FBI figures show that 643,000 people were arrested for marijuana offences in 2015, with over 12,000 people currently residing in federal prisons having been found guilty of either possession or supply. Due to the vagaries of American law, the referenda are not recognised by the Federal Government, which among other things means that legal marijuana businesses can’t have bank accounts. That could prove to be the least of their worries with the man chosen by Donald Trump to serve as Attorney General, Jeff Sessions, proferring in April that, “Good people don’t smoke marijuana, We need grown-ups in Washington to say marijuana is not the kind of thing that ought to be legalised, it ought not to be minimised, that it is in fact a very real danger.”
It suggests a depressing and potentially damaging drift back towards the prohibitionism questioned last year by Barack Obama.

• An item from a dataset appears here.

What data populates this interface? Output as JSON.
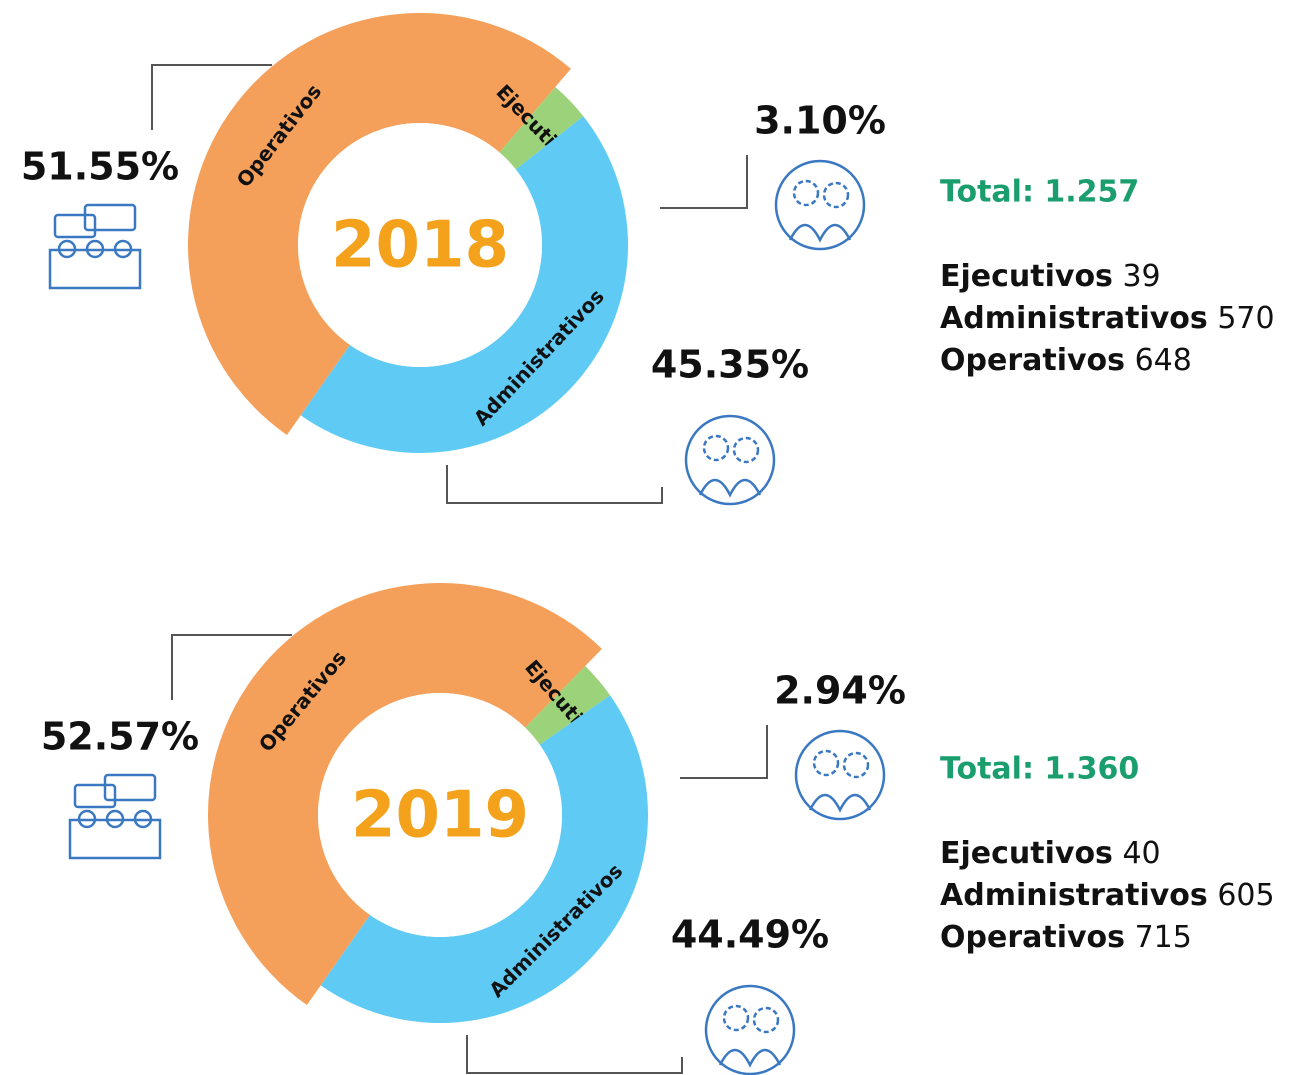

“I’d separate out the issue of decriminalisation of marijuana from encouraging its use,” President Obama said. “There is no doubt that our criminal justice system generally is so heavily skewed toward cracking down on nonviolent drug offenders that it has not just had a terrible effect on many communities, particularly communities of colour, rendering a lot of folks unemployable because they got felony records, disproportionate prison sentences. It costs a huge amount of money to states. And a lot of states are starting to figure that out.”
In Washington state, where there’s 37% excise on marijuana, they’re expecting to raise over $250 million this year in taxes, with a large chunk of the money earmarked for the public school system.
So mainstream and respectable has dope become, indeed, that that the NFL Players Association are considering marijuana as a pain-management mechanism.
In Colorado, a state with a similar population to Ireland, the marijuana industry is worth over $1 billion a year with $140 million likely to go into the public coffers in 2016 as a result.
There’s been no evidence whatsoever of negative effects, with addiction to hard drugs down in a couple of states and no increase in people driving under the influence of marijuana.
In another landmark vote, November 8 also saw the smoking of marijuana in the outside sections of Denver bars and restaurants being made legal.
In light of the promises he made this week to Vera Twomey in relation to her six-year-old daughter, Ava Barry, who has a catastrophic form of epilepsy, the Minister for Health, Simon Harris, should get himself on a plane to Denver pronto and see how it’s properly done.